In a nutshell, chronological resumes may be some of the most popular and widely used formats as it is straightforward and direct to the point: it shows a steady progression of skills acquired through the years after doing various engagements or jobs in different positions. More ideally called reverse-chronological resumes, they include an objective statement and summary and features the most recent position occupied, with subsequent mentions of previous positions. This format is more typically used if the candidate does not have any gaps in the employment, which is something that must be avoided. Fill any gaps with explanatory notes for circumstances such as going back to school, taking care of family or children, or even extended vacations or trips – anything but a gaping space in between two jobs. As a general rule anything over 3 months would require such an explanation.

Functional Resume

On the other hand, a functional resume focus on skills and competencies, and not on the chronology of your employment history. This resume style is often employed to directly address the skills required by the employer. When chronological resumes benefit from having a structured and straightforward work timeline, some applicants may have concurrent positions and a complex system of part-time work, secondments, and other complementary activities that will not be served well by a strictly linear historical account. By zeroing in on the skills and providing an in-depth narrative of how you are able to address these required skills and abilities, you are able to provide a clear picture of how you are able succeed in given tasks.
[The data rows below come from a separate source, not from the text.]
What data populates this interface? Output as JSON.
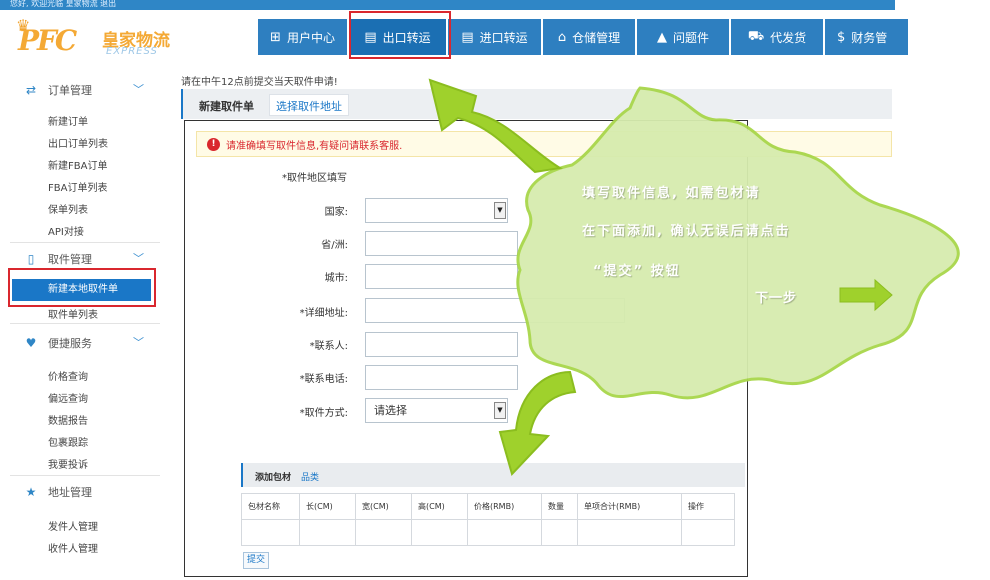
{
  "top_bar": {
    "text": "您好, 欢迎光临 皇家物流 退出"
  },
  "logo": {
    "crown_icon": "crown-icon",
    "mark": "PFC",
    "chinese": "皇家物流",
    "english": "EXPRESS"
  },
  "nav": [
    {
      "label": "用户中心",
      "icon": "⊞",
      "active": false
    },
    {
      "label": "出口转运",
      "icon": "▤",
      "active": true
    },
    {
      "label": "进口转运",
      "icon": "▤",
      "active": false
    },
    {
      "label": "仓储管理",
      "icon": "⌂",
      "active": false
    },
    {
      "label": "问题件",
      "icon": "▲",
      "active": false
    },
    {
      "label": "代发货",
      "icon": "⛟",
      "active": false
    },
    {
      "label": "财务管",
      "icon": "$",
      "active": false
    }
  ],
  "sidebar": {
    "sections": [
      {
        "title": "订单管理",
        "icon": "⇄",
        "items": [
          "新建订单",
          "出口订单列表",
          "新建FBA订单",
          "FBA订单列表",
          "保单列表",
          "API对接"
        ]
      },
      {
        "title": "取件管理",
        "icon": "▯",
        "items": [
          "新建本地取件单",
          "取件单列表"
        ]
      },
      {
        "title": "便捷服务",
        "icon": "♥",
        "items": [
          "价格查询",
          "偏远查询",
          "数据报告",
          "包裹跟踪",
          "我要投诉"
        ]
      },
      {
        "title": "地址管理",
        "icon": "★",
        "items": [
          "发件人管理",
          "收件人管理"
        ]
      }
    ],
    "active_item": "新建本地取件单"
  },
  "notice": "请在中午12点前提交当天取件申请!",
  "tabs": {
    "active": "新建取件单",
    "other": "选择取件地址"
  },
  "warning": "请准确填写取件信息,有疑问请联系客服.",
  "form": {
    "section_title": "*取件地区填写",
    "country_label": "国家:",
    "province_label": "省/洲:",
    "city_label": "城市:",
    "address_label": "*详细地址:",
    "contact_label": "*联系人:",
    "phone_label": "*联系电话:",
    "pickup_method_label": "*取件方式:",
    "pickup_method_value": "请选择"
  },
  "packaging": {
    "title": "添加包材",
    "link": "品类",
    "columns": [
      "包材名称",
      "长(CM)",
      "宽(CM)",
      "高(CM)",
      "价格(RMB)",
      "数量",
      "单项合计(RMB)",
      "操作"
    ],
    "submit_label": "提交"
  },
  "callout": {
    "line1": "填写取件信息, 如需包材请",
    "line2": "在下面添加, 确认无误后请点击",
    "line3": "“提交” 按钮",
    "next": "下一步",
    "cloud_color": "#d6ecae",
    "arrow_color": "#9fd12c"
  }
}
Functional resumes may also include a relevant work history section, then a brief work history section towards the end of the document for any other positions held, but as the name suggests, this truly functional resume format directly responds to the specific skills listed in a job description.

Combination Resume

A good halfway point between chronological and functional resumes is a combination resume, which emphasises both work experience and pertinent professional skills and abilities.  Since a combination resume is the most flexible format, it is really up to the applicants to highlight certain sections that they think may be more helpful in getting them their desired role. The goal of the combination resume is to take advantage of visual hierarchy in presenting information – if your most viable skills are in plain sight, ATS scanners and HR managers or recruiters may focus on those skills at face value and consider you for the role immediately. Highlighting what is important is key in combination resumes. This works especially well for someone who is adaptable across multiple industries, those who want to shift or transition to a different career path, or, in the case of more complex academic and senior roles, highlight highly transferrable skills that apply to any position.

There are clear pros and cons for each type of resume, but here at Wellington Resume our practice has always been to strike a perfect balance between chronological and functional resumes. Adopting a combination resume style, we try to bridge the need for a structured narrative of one’s professional history and career progression, whilst also highlight our clients’ skills and ensuring they are front and centre. More importantly, our years of experience and over tens of thousands of clients served has informed us that our standard of resumes proves to be more versatile and successful.